FAIRBANKS—Claims and denials of gerrymandering and improper actions to protect a Republican incumbent senator remain to be sorted out as a new trial approaches on the constitutionality of the Alaska election districts.
A ruling is expected shortly by Fairbanks Superior Court Judge Michael McConahy on three requests for summary judgment, two filed by groups challenging the election plan and one by the Alaska Redistricting Board, which is defending the latest version it approved in July. McConahy’s rulings are expected to narrow or resolve the issues to be dealt with in a Fairbanks trial, now set for the second week of December. If a trial is needed, the board has asked for a delay until January because its attorney is recovering from an illness.
The redistricting plan, approved by a Republican-controlled board, has drawn constitutional challenges from the two Fairbanksans who challenged the last map, George Riley and Ron Dearborn, and from the Alaska Democratic Party.
The pleadings by the Riley Plaintiffs and the Democrats question the boundaries of the Mat-Su districts, the Kenai districts, the Fairbanks districts and some rural districts on various grounds.
The Riley Plaintiffs allege that five of the 40 House districts are not drawn to be as compact as they need to be to pass constitutional muster.
For instance, they argue that a large unpopulated area south of Fairbanks on the Tanana Flats has been placed in House District 5 so that it could be connected with a neighborhood of 831 people east of Fairbanks near North Pole.
The neighborhoods on the west side of Fairbanks tend to vote Democratic, while those on the east side are solidly Republican.
The area on the east side has been dubbed the North Pole “anvil.”
“The purpose of the compactness requirement is to prevent gerrymandering. Drawing these districts to bypass certain populations or to connect separated populations in an unusual way are indicia of gerrymandering,” attorney Joe McKinnon wrote for the Democratic Party.
He said there was no evidence on the record about an intent to do anything wrong, “however, the compactness requirement doesn’t depend on intent or effect.”
Michael White, the attorney for the redistricting board, said the unpopulated area was not added to connect two populated areas, but it had to be placed in some district. He wrote that all the districts approved by the board are compact.
One of the more contentious arguments detailed in the pleadings is whether the redistricting board acted inappropriately to keep Sen. John Coghill from having to run for re-election in 2014, by extending his term to 2016.
A July 7 meeting of the redistricting board featured “inferential evidence of overt partisan manipulations concerning the preservation of Sen. Coghill’s term of office,” attorney Mike Walleri charged in court documents on behalf of Riley and Dearborn.
Walleri said there was obvious confusion at the meeting among the board members about which Senate seats would be up in 2014 and which would be up in 2016.
He said that was when Randy Ruedrich, the former head of the Alaska Republican Party, said, “ I would suggest that you allow us to participate or take a recess so we can provide some clarity.”

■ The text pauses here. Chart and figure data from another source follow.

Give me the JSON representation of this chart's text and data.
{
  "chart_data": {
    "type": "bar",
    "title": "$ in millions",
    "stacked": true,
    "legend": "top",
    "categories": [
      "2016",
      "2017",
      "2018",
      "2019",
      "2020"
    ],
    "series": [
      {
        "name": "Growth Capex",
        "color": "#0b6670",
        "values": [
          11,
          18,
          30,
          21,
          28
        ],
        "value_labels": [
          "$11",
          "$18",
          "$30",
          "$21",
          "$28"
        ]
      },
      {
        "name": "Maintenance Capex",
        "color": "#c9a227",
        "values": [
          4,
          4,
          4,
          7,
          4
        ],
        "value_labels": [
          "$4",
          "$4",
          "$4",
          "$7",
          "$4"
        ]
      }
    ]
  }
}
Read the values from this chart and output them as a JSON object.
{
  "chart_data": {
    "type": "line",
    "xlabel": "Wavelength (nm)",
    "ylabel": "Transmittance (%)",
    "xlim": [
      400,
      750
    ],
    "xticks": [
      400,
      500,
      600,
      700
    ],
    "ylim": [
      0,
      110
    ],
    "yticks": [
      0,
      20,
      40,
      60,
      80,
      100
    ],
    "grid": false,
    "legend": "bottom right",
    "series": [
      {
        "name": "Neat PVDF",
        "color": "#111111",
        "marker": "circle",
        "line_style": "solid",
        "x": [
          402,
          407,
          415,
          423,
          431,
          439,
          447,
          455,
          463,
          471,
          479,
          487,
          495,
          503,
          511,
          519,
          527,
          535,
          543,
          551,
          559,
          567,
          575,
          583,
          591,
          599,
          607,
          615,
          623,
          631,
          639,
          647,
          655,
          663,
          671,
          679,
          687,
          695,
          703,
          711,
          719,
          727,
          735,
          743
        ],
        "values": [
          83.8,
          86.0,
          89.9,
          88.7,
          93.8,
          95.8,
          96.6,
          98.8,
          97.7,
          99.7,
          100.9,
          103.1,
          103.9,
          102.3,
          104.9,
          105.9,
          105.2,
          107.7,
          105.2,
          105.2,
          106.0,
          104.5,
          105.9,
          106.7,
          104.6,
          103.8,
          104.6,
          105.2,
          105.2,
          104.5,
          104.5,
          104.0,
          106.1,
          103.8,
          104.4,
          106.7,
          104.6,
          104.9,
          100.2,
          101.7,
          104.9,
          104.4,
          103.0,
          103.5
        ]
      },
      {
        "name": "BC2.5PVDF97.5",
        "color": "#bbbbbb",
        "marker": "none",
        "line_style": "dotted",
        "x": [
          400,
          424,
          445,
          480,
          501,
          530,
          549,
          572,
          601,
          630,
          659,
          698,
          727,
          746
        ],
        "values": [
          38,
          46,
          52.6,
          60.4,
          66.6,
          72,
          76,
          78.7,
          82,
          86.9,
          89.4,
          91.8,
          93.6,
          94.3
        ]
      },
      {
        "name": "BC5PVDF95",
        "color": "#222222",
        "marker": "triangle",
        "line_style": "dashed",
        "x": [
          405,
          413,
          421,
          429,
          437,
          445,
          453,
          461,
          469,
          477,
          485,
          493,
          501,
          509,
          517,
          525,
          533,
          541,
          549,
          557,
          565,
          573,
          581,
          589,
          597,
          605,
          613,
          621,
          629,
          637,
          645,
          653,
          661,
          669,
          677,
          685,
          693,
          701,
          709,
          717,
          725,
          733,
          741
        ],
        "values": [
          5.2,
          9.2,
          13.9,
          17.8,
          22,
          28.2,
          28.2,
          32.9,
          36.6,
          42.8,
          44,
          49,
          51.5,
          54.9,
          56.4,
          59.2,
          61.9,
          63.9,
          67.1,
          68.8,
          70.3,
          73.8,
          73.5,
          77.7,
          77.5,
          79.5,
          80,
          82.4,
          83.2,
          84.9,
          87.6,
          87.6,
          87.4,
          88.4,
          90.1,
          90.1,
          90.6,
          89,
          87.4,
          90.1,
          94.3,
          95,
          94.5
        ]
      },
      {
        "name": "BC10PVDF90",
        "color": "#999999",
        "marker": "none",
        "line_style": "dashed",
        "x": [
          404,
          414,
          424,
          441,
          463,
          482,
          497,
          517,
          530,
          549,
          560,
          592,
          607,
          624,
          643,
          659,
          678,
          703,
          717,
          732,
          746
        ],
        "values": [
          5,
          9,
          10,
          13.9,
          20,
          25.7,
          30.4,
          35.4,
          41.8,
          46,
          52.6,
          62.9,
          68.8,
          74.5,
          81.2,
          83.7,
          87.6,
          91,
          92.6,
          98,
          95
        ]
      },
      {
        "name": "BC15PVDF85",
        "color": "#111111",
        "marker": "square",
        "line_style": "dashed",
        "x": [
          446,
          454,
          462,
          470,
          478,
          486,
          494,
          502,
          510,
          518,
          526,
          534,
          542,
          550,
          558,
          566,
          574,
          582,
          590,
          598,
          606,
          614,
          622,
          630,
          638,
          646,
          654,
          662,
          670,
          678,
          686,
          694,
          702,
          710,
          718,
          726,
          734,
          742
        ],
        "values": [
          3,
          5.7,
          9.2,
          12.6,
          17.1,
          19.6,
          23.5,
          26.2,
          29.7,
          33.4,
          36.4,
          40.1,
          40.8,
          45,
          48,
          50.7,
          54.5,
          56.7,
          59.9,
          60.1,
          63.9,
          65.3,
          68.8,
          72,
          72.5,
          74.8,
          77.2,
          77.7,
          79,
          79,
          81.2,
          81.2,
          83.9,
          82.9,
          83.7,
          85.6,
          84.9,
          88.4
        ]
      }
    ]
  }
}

He said that Ruedrich later made a comment on renumbering of districts and “how it’s supposed to be.” He said the board went off the record, conferred with the former GOP leader and then returned to take the action.
“Clearly going off the record to confer with the former head of the Republican Party as to which incumbent senators should have to stand for re-election and for what terms constitutes a violation of the Open Meetings Act,” Walleri wrote.
White responded that Walleri took the comments out of context and that was not what happened.
“A complete reading of the board record reveals the board was struggling with the new lettering system,” said White.
He said Ruedrich “was explaining the letter system” to the board members.
The plan “fully complies with federal and state law and provides all Alaskan voters with an equally effective vote.”
White rejected claims of “incumbency protection’ and said the board had a clear procedure that it followed.
It decided that if the population change from a district that existed in the 2012 election exceeded 25 percent, then the term of whoever held the seat would be “truncated” to two years.
He said the change in the population in Coghill’s district was 23 percent, so the term was not truncated.
“The board simply applied this objective threshold, which Senate District B did not meet. The board was not influenced by any ulterior or improper motives in choosing not to truncate Senate District B as the Riley Plaintiffs allege. Once again, the Riley Plaintiffs assert baseless allegations of partisan gerrymandering in the face of clear facts to the contrary,” White wrote.
Walleri said the claim that Ruedrich was “educating” the board on the lettering system might be believable if the board had gone back on the record and addressed the issue.
He said what actually happened is that the board returned from the education session, voted on the 25 percent cutoff and noted that it meant that Coghill would not have a shortened term. He said the “record strongly infers” that the discussion was not about the lettering, but about the standard of population change needed to keep a four-year term.
“The court should disregard the board’s unwarranted invitation to ignore the man behind the curtain,” Walleri said.
White, the attorney for the board, said the claims about inappropriate actions are baseless: “Their accusations of partisan gerrymandering are as hollow as their previous arguments in this regard and rejected as such by this court.”